Los Angeles

City Council Committee Looks to Develop Green New Deal for LA

Efforts to take more aggressive local actions on climate change are set to be discussed by a City Council committee Tuesday, including the development of Green New Deal for Los Angeles and a new Climate Emergency Mobilization Department.

Council members Nury Martinez, Paul Koretz, Mike Bonin, Curren Price, Marqueece Harris-Dawson and Monica Rodriguez introduced a motion recently that would direct the Department of Water and Power and other city departments to prepare a report on the development of a local Green New Deal.
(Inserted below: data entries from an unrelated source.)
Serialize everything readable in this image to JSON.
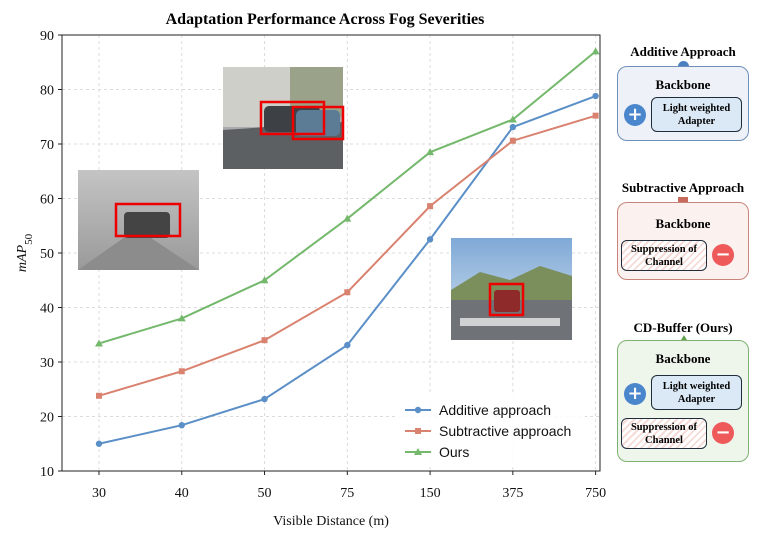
{
  "chart_data": {
    "type": "line",
    "title": "Adaptation Performance Across Fog Severities",
    "xlabel": "Visible Distance (m)",
    "ylabel": "mAP50",
    "categories": [
      "30",
      "40",
      "50",
      "75",
      "150",
      "375",
      "750"
    ],
    "ylim": [
      10,
      90
    ],
    "yticks": [
      10,
      20,
      30,
      40,
      50,
      60,
      70,
      80,
      90
    ],
    "grid": true,
    "legend_position": "bottom-right",
    "series": [
      {
        "name": "Additive approach",
        "marker": "circle",
        "color": "#5b8fc7",
        "values": [
          15.0,
          18.4,
          23.2,
          33.1,
          52.5,
          73.1,
          78.8
        ]
      },
      {
        "name": "Subtractive approach",
        "marker": "square",
        "color": "#d9826f",
        "values": [
          23.8,
          28.3,
          34.0,
          42.8,
          58.6,
          70.6,
          75.2
        ]
      },
      {
        "name": "Ours",
        "marker": "triangle",
        "color": "#74b86c",
        "values": [
          33.4,
          38.0,
          45.0,
          56.3,
          68.5,
          74.5,
          87.0
        ]
      }
    ]
  },
  "panels": {
    "additive": {
      "title": "Additive Approach",
      "title_color": "#4a7fc1",
      "backbone": "Backbone",
      "adapter": "Light weighted Adapter"
    },
    "subtractive": {
      "title": "Subtractive Approach",
      "title_color": "#b85548",
      "backbone": "Backbone",
      "suppression": "Suppression of Channel"
    },
    "cdbuffer": {
      "title": "CD-Buffer (Ours)",
      "title_color": "#5fa04e",
      "backbone": "Backbone",
      "adapter": "Light weighted Adapter",
      "suppression": "Suppression of Channel"
    }
  },
  "icons": {
    "plus": "+",
    "minus": "−"
  }
}
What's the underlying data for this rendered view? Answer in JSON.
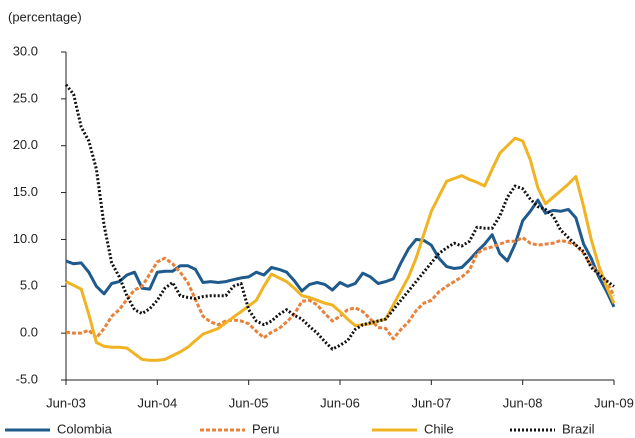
{
  "chart_data": {
    "type": "line",
    "y_label": "(percentage)",
    "categories": [
      "Jun-03",
      null,
      null,
      null,
      null,
      null,
      null,
      null,
      null,
      null,
      null,
      null,
      "Jun-04",
      null,
      null,
      null,
      null,
      null,
      null,
      null,
      null,
      null,
      null,
      null,
      "Jun-05",
      null,
      null,
      null,
      null,
      null,
      null,
      null,
      null,
      null,
      null,
      null,
      "Jun-06",
      null,
      null,
      null,
      null,
      null,
      null,
      null,
      null,
      null,
      null,
      null,
      "Jun-07",
      null,
      null,
      null,
      null,
      null,
      null,
      null,
      null,
      null,
      null,
      null,
      "Jun-08",
      null,
      null,
      null,
      null,
      null,
      null,
      null,
      null,
      null,
      null,
      null,
      "Jun-09"
    ],
    "ylim": [
      -5,
      30
    ],
    "yticks": [
      {
        "value": -5,
        "label": "-5.0"
      },
      {
        "value": 0,
        "label": "0.0"
      },
      {
        "value": 5,
        "label": "5.0"
      },
      {
        "value": 10,
        "label": "10.0"
      },
      {
        "value": 15,
        "label": "15.0"
      },
      {
        "value": 20,
        "label": "20.0"
      },
      {
        "value": 25,
        "label": "25.0"
      },
      {
        "value": 30,
        "label": "30.0"
      }
    ],
    "grid": false,
    "legend": "bottom",
    "series": [
      {
        "name": "Colombia",
        "color": "#1f5a8c",
        "style": "solid",
        "values": [
          7.7,
          7.4,
          7.5,
          6.5,
          5.0,
          4.2,
          5.3,
          5.5,
          6.2,
          6.5,
          4.8,
          4.7,
          6.5,
          6.6,
          6.6,
          7.2,
          7.2,
          6.8,
          5.4,
          5.5,
          5.4,
          5.5,
          5.7,
          5.9,
          6.0,
          6.5,
          6.2,
          7.0,
          6.8,
          6.5,
          5.6,
          4.5,
          5.2,
          5.4,
          5.2,
          4.6,
          5.4,
          5.0,
          5.3,
          6.4,
          6.0,
          5.3,
          5.5,
          5.8,
          7.5,
          9.0,
          10.0,
          9.9,
          9.4,
          8.0,
          7.1,
          6.9,
          7.0,
          7.8,
          8.7,
          9.5,
          10.5,
          8.5,
          7.7,
          9.5,
          12.0,
          13.0,
          14.2,
          12.8,
          13.1,
          13.0,
          13.2,
          12.3,
          9.5,
          8.0,
          6.0,
          4.5,
          2.8
        ]
      },
      {
        "name": "Peru",
        "color": "#e8823a",
        "style": "dashed",
        "values": [
          0.1,
          0,
          0,
          0.3,
          -0.5,
          0.5,
          1.8,
          2.5,
          3.6,
          4.6,
          5.0,
          6.3,
          7.6,
          8.0,
          7.4,
          6.5,
          5.4,
          3.6,
          1.8,
          1.2,
          0.9,
          1.3,
          1.4,
          1.3,
          1.0,
          0.2,
          -0.5,
          0.1,
          0.5,
          1.2,
          2.0,
          3.4,
          3.5,
          3.0,
          2.1,
          1.3,
          1.8,
          2.5,
          2.7,
          2.3,
          1.5,
          0.6,
          0.5,
          -0.6,
          0.4,
          1.2,
          2.4,
          3.2,
          3.5,
          4.4,
          5.0,
          5.5,
          6.0,
          6.7,
          8.5,
          9.0,
          9.2,
          9.5,
          9.8,
          9.8,
          10.2,
          9.6,
          9.4,
          9.5,
          9.6,
          9.9,
          9.7,
          9.4,
          8.5,
          7.2,
          6.5,
          5.5,
          4.0
        ]
      },
      {
        "name": "Chile",
        "color": "#f0b323",
        "style": "solid",
        "values": [
          5.5,
          5.1,
          4.7,
          2.0,
          -1.0,
          -1.4,
          -1.5,
          -1.5,
          -1.6,
          -2.2,
          -2.8,
          -2.9,
          -2.9,
          -2.8,
          -2.4,
          -2.0,
          -1.5,
          -0.8,
          -0.1,
          0.2,
          0.5,
          1.1,
          1.7,
          2.3,
          2.9,
          3.5,
          5.0,
          6.3,
          5.9,
          5.5,
          4.8,
          4.0,
          3.8,
          3.5,
          3.2,
          3.0,
          2.3,
          1.5,
          0.8,
          0.9,
          1.0,
          1.3,
          1.5,
          3.0,
          4.5,
          6.0,
          8.0,
          10.5,
          13.0,
          14.6,
          16.2,
          16.5,
          16.8,
          16.4,
          16.1,
          15.7,
          17.5,
          19.2,
          20.0,
          20.8,
          20.5,
          18.5,
          15.5,
          13.8,
          14.5,
          15.2,
          15.9,
          16.7,
          13.5,
          10.0,
          7.2,
          5.0,
          3.2
        ]
      },
      {
        "name": "Brazil",
        "color": "#111111",
        "style": "dotted",
        "values": [
          26.5,
          25.5,
          22,
          20.5,
          17.5,
          11.5,
          7.5,
          6,
          4,
          2.5,
          2.1,
          2.6,
          3.5,
          4.8,
          5.4,
          4.0,
          3.8,
          3.7,
          3.9,
          4.0,
          4.0,
          4.0,
          5.0,
          5.3,
          2.5,
          1.3,
          0.9,
          1.3,
          2.0,
          2.5,
          1.9,
          1.5,
          0.7,
          0.0,
          -0.9,
          -1.7,
          -1.3,
          -0.8,
          0.4,
          0.9,
          1.1,
          1.3,
          1.5,
          2.5,
          3.5,
          4.5,
          5.5,
          6.5,
          7.5,
          8.5,
          9.1,
          9.6,
          9.3,
          9.8,
          11.3,
          11.2,
          11.2,
          12.5,
          14.5,
          15.7,
          15.4,
          14.3,
          13.5,
          13.2,
          12.5,
          11.0,
          10.2,
          9.4,
          8.7,
          7.0,
          6.3,
          5.6,
          5.0
        ]
      }
    ]
  }
}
A national Green New Deal resolution sets a goal for the country to get 100 percent of its power through renewable energy by 2030. The council motion scheduled to be discussed by the Energy, Climate Change and Environmental Justice Committee would have the city draft a policy which mirrors the "principles and priorities" of the GND unveiled by Rep. Alexandria Ocasio-Cortez, D-N.Y., and backed by many of her party's leading candidates for president, including Sen. Kamala Harris, D-Calif.

In April of last year, the Los Angeles City Council advanced a proposal to develop a Climate Emergency Mobilization Department to oversee efforts to reduce greenhouse gas emissions citywide, and also cleared up $500,000 in funding in seed money for the project.

The motion seeking the establishment of the department was introduced in January 2018 by Koretz and Councilman Bob Blumenfield. Koretz's office has drafted a report set to be discussed by the committee which offers a number of

recommendations, including that the department be responsible for the development of metrics to measure and track the city's greenhouse gas emissions, and develop an annual climate budget of greenhouse gasses and criteria pollutants to determine the city's allowable annual emissions, similar to how the city's financial budget determines its monetary expenditures.

"We're out of time," Koretz said in April 2018 before the City Council approved the motion "We can't keep waiting around thinking, once it gets bad enough, we'll have enough time to do something. We're here today to tell you, it's bad enough now. We are out of time and need to act, quickly and boldly, like the very planet beneath our feet depends upon it. Like our home depends upon it. Because it does."

Garcetti last year set a goal for Los Angeles to be carbon neutral by 2050.